The sound of Will Smithers’s voice meant he had to decide what to do quickly. If he stood his ground he would be discovered and the whole circus would begin. To hide would only postpone the moment, and it was bitterly cold now.

The fact that it was Will made the choice easier. It wasn’t that Arthur disliked him as such — Will was quite fun. It was just that he was fun in such an exhausting way because, being in advertising, he always wanted you to know how much fun he was having and where he had got his jacket from.

Mindful of this, Arthur hid behind a van.

“Hey, Know-Nothing, what’s up?”

The door opened and Will came out, wearing a leather flying jacket that he’d got a mate of his at the Road Research Laboratory to crash a car into specially, in order to get that battered look. Know-Nothing yelped with delight and, having got the attention it wanted, was happy to forget Arthur.

Will was with some friends, and they had a game they played with the dog.

“Commies!” they all shouted at the dog in chorus, “Commies, Commies, Commies!!!”

The dog went berserk with barking, prancing up and down, yapping its little heart out, beside itself in transports of ecstatic rage. They all laughed and cheered it on, then gradually dispersed to their various cars and disappeared into the night.

Well, that clears one thing up, thought Arthur from behind his van, this is quite definitely the planet I remember.

Chapter 7

His house was still there.

How or why, he had no idea, but he had decided to go and have a look while he was waiting for the pub to empty so that he could go and ask the landlord for a bed for the night when everyone else had gone, and there it was.

He let himself in with a key he kept under a stone frog in the garden, hurriedly because, astoundingly, the phone was ringing.

He had heard it faintly all the way up the lane and had started to run as soon as he realized where the sound was coming from.

The door had to be forced open because of the astonishing accumulation of junk mail on the doormat. It jammed itself stuck on what he would later discover were fourteen identical, personally addressed invitations to apply for a credit card he already had, seventeen identical threatening letters for nonpayment of bills on a credit card he didn’t have, thirty-three identical letters saying that he personally had been specially selected as a man of taste and discrimination who knew what he wanted and where he was going in today’s sophisticated jet-setting world and would he therefore like to buy some grotty wallet, and also a dead tabby kitten.

He rammed himself through the relatively narrow opening afforded by all this, stumbled through a pile of wine offers that no discriminating connoisseur would want to miss, slithered over a heap of beach villa holidays, blundered up the dark stairs to his bedroom, and got to the phone just as it stopped ringing.

He collapsed, panting, onto his cold, musty-smelling bed and for a few minutes stopped trying to prevent the world from spinning round his head in the way it obviously wanted to.

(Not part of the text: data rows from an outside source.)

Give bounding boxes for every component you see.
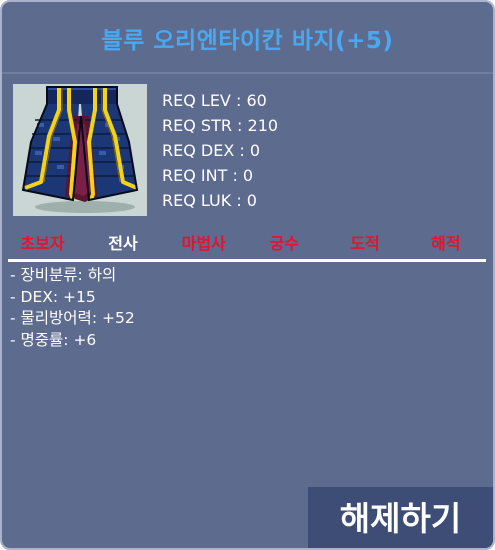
item-name: 블루 오리엔타이칸 바지(+5) [101,28,394,54]
req-str: REQ STR : 210 [162,116,279,135]
unseal-button[interactable]: 해제하기 [308,487,493,548]
stat-accuracy: - 명중률: +6 [10,330,97,349]
req-level: REQ LEV : 60 [162,91,267,110]
job-list: 초보자 전사 마법사 궁수 도적 해적 [2,231,486,257]
job-thief: 도적 [350,234,380,253]
req-luk: REQ LUK : 0 [162,191,257,210]
jobs-divider [8,259,486,262]
req-dex: REQ DEX : 0 [162,141,261,160]
req-int: REQ INT : 0 [162,166,254,185]
job-archer: 궁수 [269,234,300,253]
job-magician: 마법사 [181,234,226,253]
item-icon-frame [13,84,147,216]
title-divider [2,72,493,74]
stat-dex: - DEX: +15 [10,287,96,306]
stat-category: - 장비분류: 하의 [10,266,117,284]
stat-weapon-defense: - 물리방어력: +52 [10,309,135,327]
job-warrior: 전사 [108,234,138,253]
job-beginner: 초보자 [20,234,65,253]
job-pirate: 해적 [430,234,461,253]
blue-pants-icon [21,86,139,213]
item-tooltip: 블루 오리엔타이칸 바지(+5) REQ LEV: 60 REQ STR: … [0,0,495,550]
requirements-list: REQ LEV : 60 REQ STR : 210 REQ DEX : 0 R… [162,88,278,213]
item-stats: - 장비분류: 하의 - DEX: +15 - 물리방어력: +52 - 명중률… [10,265,135,351]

When it had enjoyed its little spin and had calmed down a bit, Arthur reached out for the bedside light, not expecting it to come on. To his surprise it did. This appealed to Arthur’s sense of logic. Since the Electricity Board had cut him off without fail every time he paid his bill, it seemed only reasonable that they should leave him connected when he hadn’t. Sending them money obviously only drew attention to himself.

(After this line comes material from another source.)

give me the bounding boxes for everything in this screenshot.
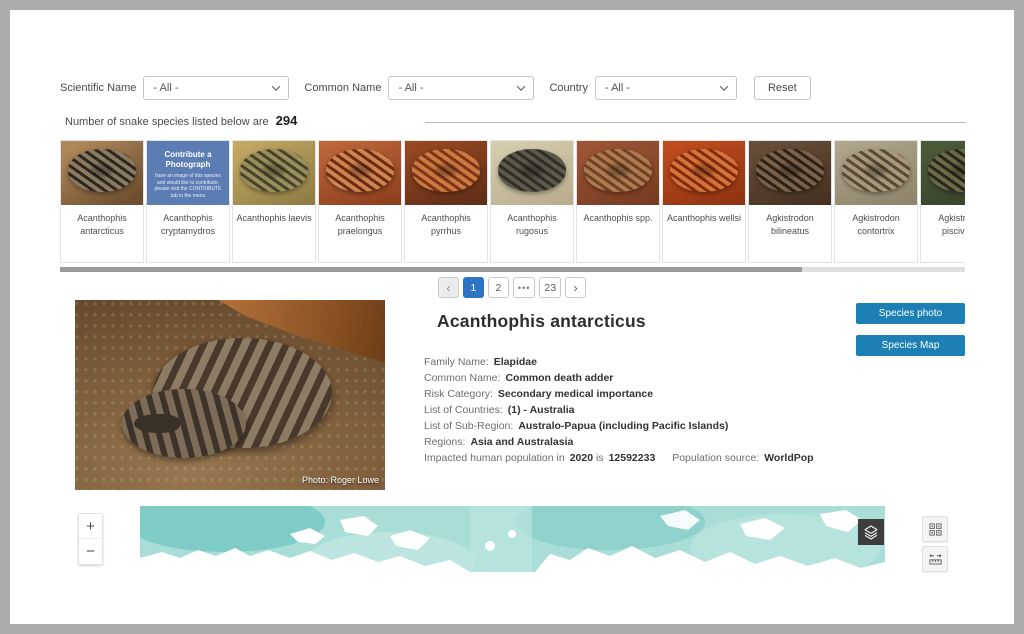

The room was much as he had left it, festeringly untidy, though the effect was muted a little by a thick layer of dust. Half-read books and magazines nestled among piles of half-used towels. Half-pairs of socks reclined in half-drunk cups of coffee. What once had been a half-eaten sandwich had now half-turned into something that Arthur didn’t entirely want to know about. Bung a fork of lightning through this lot, he thought to himself, and you’d start the evolution of life off all over again.

There was only one thing in the room that was different.

For a moment or so he couldn’t see what the one thing that was different was, because it was too covered in a film of disgusting dust. Then his eyes caught it and stopped.

It was next to a battered old television on which it was only possible to watch Open University study courses, because if it tried to show anything more exciting it would break down.